1. 1.5-Gig Storage for Less
The Buzz: Tiny MP3 players and other consumer devices are about to get
cheaper, courtesy of an embedded storage device from Colorado start-up Cornice. Roughly the size of an After Eight mint (or IBM's competing, much more expensive Microdrive), the inexpensive Cornice Storage Element draws little power, is highly shock-resistant, and holds 1.5GB. Cornice-based MP3 players from RIO, IRiver, Thomson, and others should be available soon. Music gadgets are just the start: Video devices are on the way, and South Korea's Digitalway is readying a small USB storage device that should cost half as much as today's flash options.
Bottom Line: You can never be too thin or have too much storage. Being really cheap doesn't hurt either.
2. An Office by Any Other Name
The Buzz: It's not just Microsoft Office anymore. The upcoming sequel now bears the ponderous label Microsoft Office System. Word, Excel, PowerPoint, Access, Publisher, and XML-document builder InfoPath are available in mix-and-match packages. If you want Visio, FrontPage, or handy note-taking app OneNote, you'll have to buy them separately. A staggering 600,000 beta testers have been pounding the code for a while, and response has been enthusiastic.

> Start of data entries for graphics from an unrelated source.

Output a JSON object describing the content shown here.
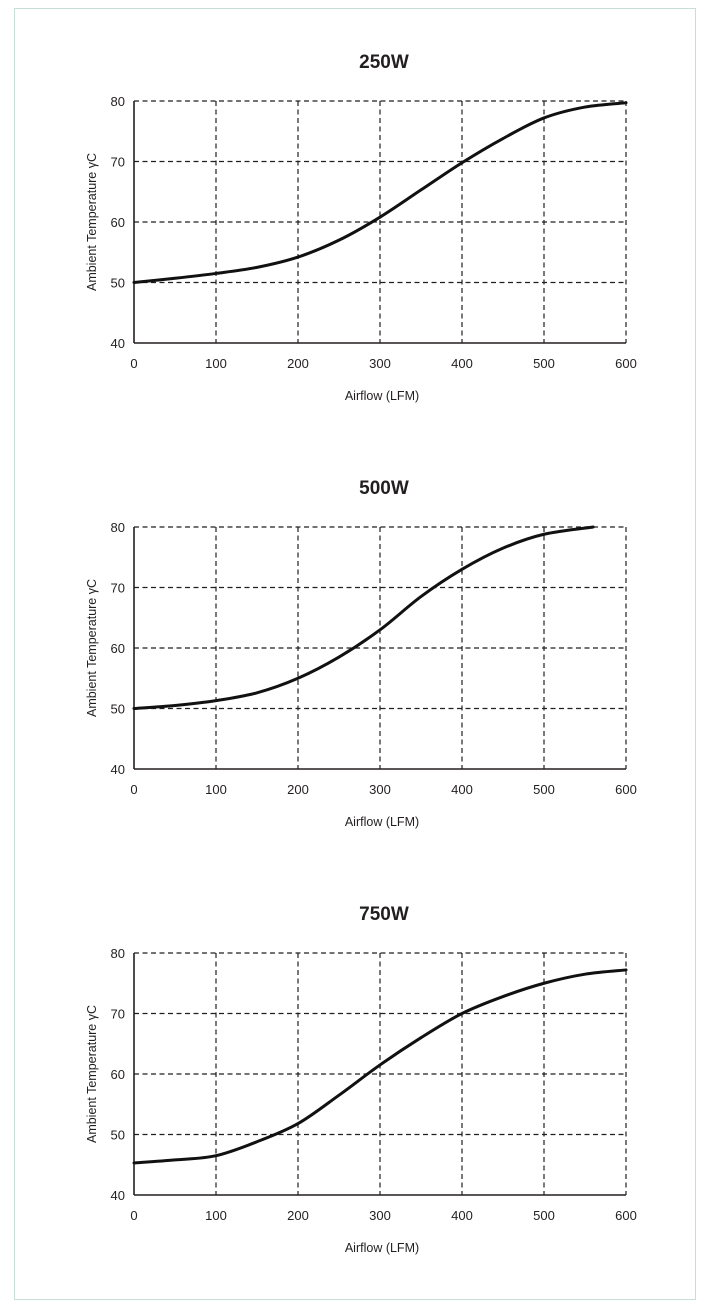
{
  "colors": {
    "frame_border": "#c9ddd8",
    "ink": "#231f20",
    "curve": "#111111"
  },
  "chart_data": [
    {
      "type": "line",
      "title": "250W",
      "xlabel": "Airflow (LFM)",
      "ylabel": "Ambient Temperature γC",
      "xlim": [
        0,
        600
      ],
      "ylim": [
        40,
        80
      ],
      "xticks": [
        "0",
        "100",
        "200",
        "300",
        "400",
        "500",
        "600"
      ],
      "yticks": [
        "40",
        "50",
        "60",
        "70",
        "80"
      ],
      "grid": true,
      "series": [
        {
          "x": [
            0,
            50,
            100,
            150,
            200,
            250,
            300,
            350,
            400,
            450,
            500,
            550,
            600
          ],
          "y": [
            50,
            50.7,
            51.5,
            52.5,
            54.2,
            57,
            60.8,
            65.3,
            69.8,
            73.8,
            77.2,
            79,
            79.7
          ]
        }
      ]
    },
    {
      "type": "line",
      "title": "500W",
      "xlabel": "Airflow (LFM)",
      "ylabel": "Ambient Temperature γC",
      "xlim": [
        0,
        600
      ],
      "ylim": [
        40,
        80
      ],
      "xticks": [
        "0",
        "100",
        "200",
        "300",
        "400",
        "500",
        "600"
      ],
      "yticks": [
        "40",
        "50",
        "60",
        "70",
        "80"
      ],
      "grid": true,
      "series": [
        {
          "x": [
            0,
            50,
            100,
            150,
            200,
            250,
            300,
            350,
            400,
            450,
            500,
            560
          ],
          "y": [
            50,
            50.5,
            51.3,
            52.6,
            55,
            58.5,
            63,
            68.5,
            73,
            76.5,
            78.8,
            80
          ]
        }
      ]
    },
    {
      "type": "line",
      "title": "750W",
      "xlabel": "Airflow (LFM)",
      "ylabel": "Ambient Temperature γC",
      "xlim": [
        0,
        600
      ],
      "ylim": [
        40,
        80
      ],
      "xticks": [
        "0",
        "100",
        "200",
        "300",
        "400",
        "500",
        "600"
      ],
      "yticks": [
        "40",
        "50",
        "60",
        "70",
        "80"
      ],
      "grid": true,
      "series": [
        {
          "x": [
            0,
            50,
            100,
            150,
            200,
            250,
            300,
            350,
            400,
            450,
            500,
            550,
            600
          ],
          "y": [
            45.3,
            45.8,
            46.5,
            48.8,
            51.8,
            56.5,
            61.5,
            66,
            70,
            72.8,
            75,
            76.5,
            77.2
          ]
        }
      ]
    }
  ]
}
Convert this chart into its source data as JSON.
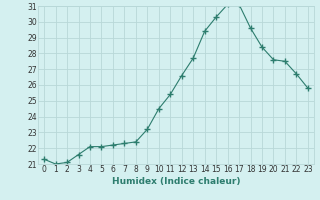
{
  "x": [
    0,
    1,
    2,
    3,
    4,
    5,
    6,
    7,
    8,
    9,
    10,
    11,
    12,
    13,
    14,
    15,
    16,
    17,
    18,
    19,
    20,
    21,
    22,
    23
  ],
  "y": [
    21.3,
    21.0,
    21.1,
    21.6,
    22.1,
    22.1,
    22.2,
    22.3,
    22.4,
    23.2,
    24.5,
    25.4,
    26.6,
    27.7,
    29.4,
    30.3,
    31.1,
    31.1,
    29.6,
    28.4,
    27.6,
    27.5,
    26.7,
    25.8
  ],
  "x_labels": [
    "0",
    "1",
    "2",
    "3",
    "4",
    "5",
    "6",
    "7",
    "8",
    "9",
    "10",
    "11",
    "12",
    "13",
    "14",
    "15",
    "16",
    "17",
    "18",
    "19",
    "20",
    "21",
    "22",
    "23"
  ],
  "xlabel": "Humidex (Indice chaleur)",
  "ylim_min": 21,
  "ylim_max": 31,
  "yticks": [
    21,
    22,
    23,
    24,
    25,
    26,
    27,
    28,
    29,
    30,
    31
  ],
  "line_color": "#2d7d6e",
  "marker": "+",
  "marker_size": 4,
  "bg_color": "#d4f0f0",
  "grid_color": "#b8d8d8",
  "xlabel_color": "#2d7d6e",
  "tick_color": "#333333",
  "xlabel_fontsize": 6.5,
  "tick_fontsize": 5.5
}
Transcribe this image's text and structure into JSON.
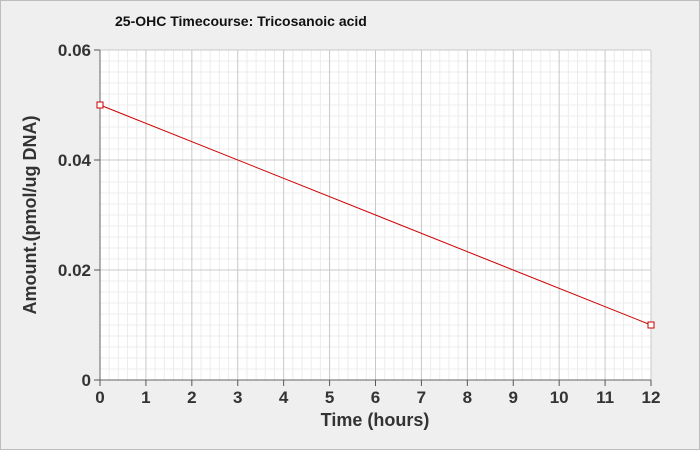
{
  "chart_data": {
    "type": "line",
    "title": "25-OHC Timecourse: Tricosanoic acid",
    "xlabel": "Time (hours)",
    "ylabel": "Amount.(pmol/ug DNA)",
    "xlim": [
      0,
      12
    ],
    "ylim": [
      0,
      0.06
    ],
    "xticks": [
      "0",
      "1",
      "2",
      "3",
      "4",
      "5",
      "6",
      "7",
      "8",
      "9",
      "10",
      "11",
      "12"
    ],
    "yticks": [
      "0",
      "0.02",
      "0.04",
      "0.06"
    ],
    "grid": true,
    "series": [
      {
        "x": [
          0,
          12
        ],
        "y": [
          0.05,
          0.01
        ],
        "color": "#cc0000",
        "marker": "square"
      }
    ]
  }
}
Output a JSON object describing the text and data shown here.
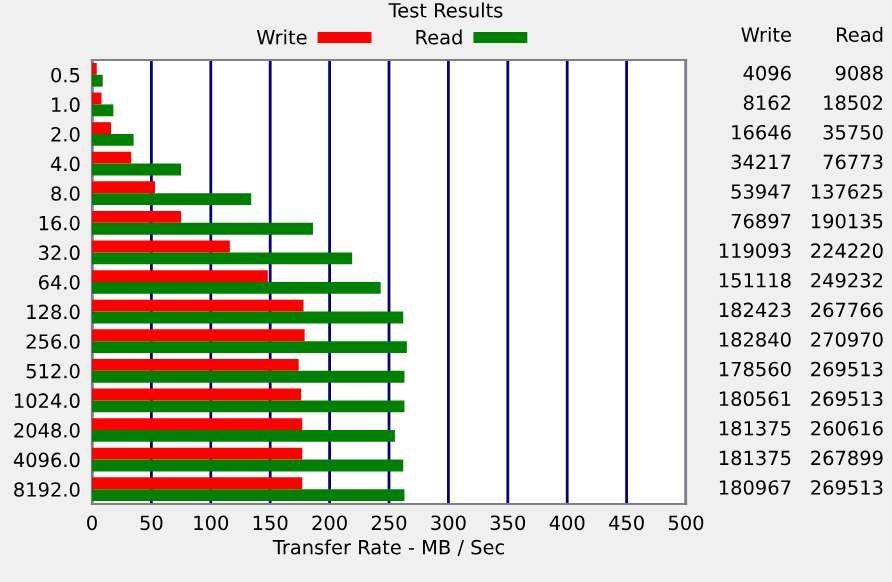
{
  "chart_data": [
    {
      "type": "bar",
      "orientation": "horizontal",
      "title": "Test Results",
      "xlabel": "Transfer Rate - MB / Sec",
      "categories": [
        "0.5",
        "1.0",
        "2.0",
        "4.0",
        "8.0",
        "16.0",
        "32.0",
        "64.0",
        "128.0",
        "256.0",
        "512.0",
        "1024.0",
        "2048.0",
        "4096.0",
        "8192.0"
      ],
      "series": [
        {
          "name": "Write",
          "color": "#ff0000",
          "values": [
            4,
            8,
            16,
            33,
            53,
            75,
            116,
            148,
            178,
            179,
            174,
            176,
            177,
            177,
            177
          ]
        },
        {
          "name": "Read",
          "color": "#008000",
          "values": [
            9,
            18,
            35,
            75,
            134,
            186,
            219,
            243,
            262,
            265,
            263,
            263,
            255,
            262,
            263
          ]
        }
      ],
      "xlim": [
        0,
        500
      ],
      "xticks": [
        0,
        50,
        100,
        150,
        200,
        250,
        300,
        350,
        400,
        450,
        500
      ],
      "grid": "x",
      "legend": "top"
    },
    {
      "type": "other",
      "annotations": [
        "Write",
        "Read",
        "4096",
        "9088",
        "8162",
        "18502",
        "16646",
        "35750",
        "34217",
        "76773",
        "53947",
        "137625",
        "76897",
        "190135",
        "119093",
        "224220",
        "151118",
        "249232",
        "182423",
        "267766",
        "182840",
        "270970",
        "178560",
        "269513",
        "180561",
        "269513",
        "181375",
        "260616",
        "181375",
        "267899",
        "180967",
        "269513"
      ]
    }
  ]
}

Bottom Line: So now I have to install a "system" on my system. What ever happened to plain old software?
3. AOL Gets Optimized
The Buzz: Apparently "9.0" didn't have enough oomph. So this summer's upgrade to the world's most popular online service (for which PC World provides some content) is being dubbed AOL 9.0 Optimized. The new version focuses on security and spam, adding word-specific and "learning" junk-mail filters, plus stronger parental controls. A revamped mail interface and 20MB of storage on AOL servers round out the offering, while animated "SuperBuddy icons" (don't ask) should appeal to the chat crowd.

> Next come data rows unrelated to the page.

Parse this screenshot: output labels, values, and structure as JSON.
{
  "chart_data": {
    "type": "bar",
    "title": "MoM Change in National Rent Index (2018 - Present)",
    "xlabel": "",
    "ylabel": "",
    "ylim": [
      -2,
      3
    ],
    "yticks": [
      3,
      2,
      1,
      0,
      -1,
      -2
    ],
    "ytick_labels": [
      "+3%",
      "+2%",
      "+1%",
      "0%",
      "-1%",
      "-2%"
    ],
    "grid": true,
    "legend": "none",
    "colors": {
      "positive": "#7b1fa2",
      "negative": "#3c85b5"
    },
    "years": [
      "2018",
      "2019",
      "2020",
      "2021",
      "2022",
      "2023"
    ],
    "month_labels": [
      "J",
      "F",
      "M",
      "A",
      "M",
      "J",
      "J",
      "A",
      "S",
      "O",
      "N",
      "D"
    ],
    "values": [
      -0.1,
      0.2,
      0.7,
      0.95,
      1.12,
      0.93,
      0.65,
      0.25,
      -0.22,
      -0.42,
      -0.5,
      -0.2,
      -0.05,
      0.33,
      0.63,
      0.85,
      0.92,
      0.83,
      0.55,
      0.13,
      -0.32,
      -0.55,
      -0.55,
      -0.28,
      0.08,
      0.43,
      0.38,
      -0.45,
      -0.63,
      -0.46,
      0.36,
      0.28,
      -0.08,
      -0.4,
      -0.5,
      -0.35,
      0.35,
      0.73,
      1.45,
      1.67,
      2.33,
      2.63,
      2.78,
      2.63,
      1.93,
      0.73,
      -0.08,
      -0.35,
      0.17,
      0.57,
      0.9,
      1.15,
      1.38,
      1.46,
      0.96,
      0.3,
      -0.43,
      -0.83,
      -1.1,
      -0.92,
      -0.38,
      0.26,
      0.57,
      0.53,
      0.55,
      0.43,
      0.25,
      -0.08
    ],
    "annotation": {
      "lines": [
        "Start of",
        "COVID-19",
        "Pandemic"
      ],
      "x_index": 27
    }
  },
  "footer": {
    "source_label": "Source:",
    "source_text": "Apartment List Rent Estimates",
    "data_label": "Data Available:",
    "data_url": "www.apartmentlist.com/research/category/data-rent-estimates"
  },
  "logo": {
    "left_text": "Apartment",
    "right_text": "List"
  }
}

Bottom Line: I guess we really need the junk-mail filters, since almost half of all e-mail in the U.S. is from spammers. The other half? From the 34 million AOL subscribers complaining about spam.
4. Watch Hits the Spot
The Buzz:
High tech meets high design this fall when Fossil and Suunto unveil connected wristwatches powered by Microsoft's Smart Personal Objects Technology (SPOT). (Alas, my competing Dumb Impersonal Things Standard has been passed over once again.) For $150 to $250--plus $10 per month (or $59 for the year) to cover the MSN Direct Band Network service--subscribers in 100 metropolitan areas can get customized weather, news, stock quotes, traffic, and messages beamed directly to their wrists. And these babies even tell time: SPOT watches sync up with an atomic clock so you'll never be a nanosecond late. Unable to resist the obvious, Fossil has a Dick Tracy version in the wings, as well as a model from international design guru Phillipe Starck slated for 2004.
Bottom Line: Right. Like this isn't the first step in Microsoft's bid to create a new standard for time.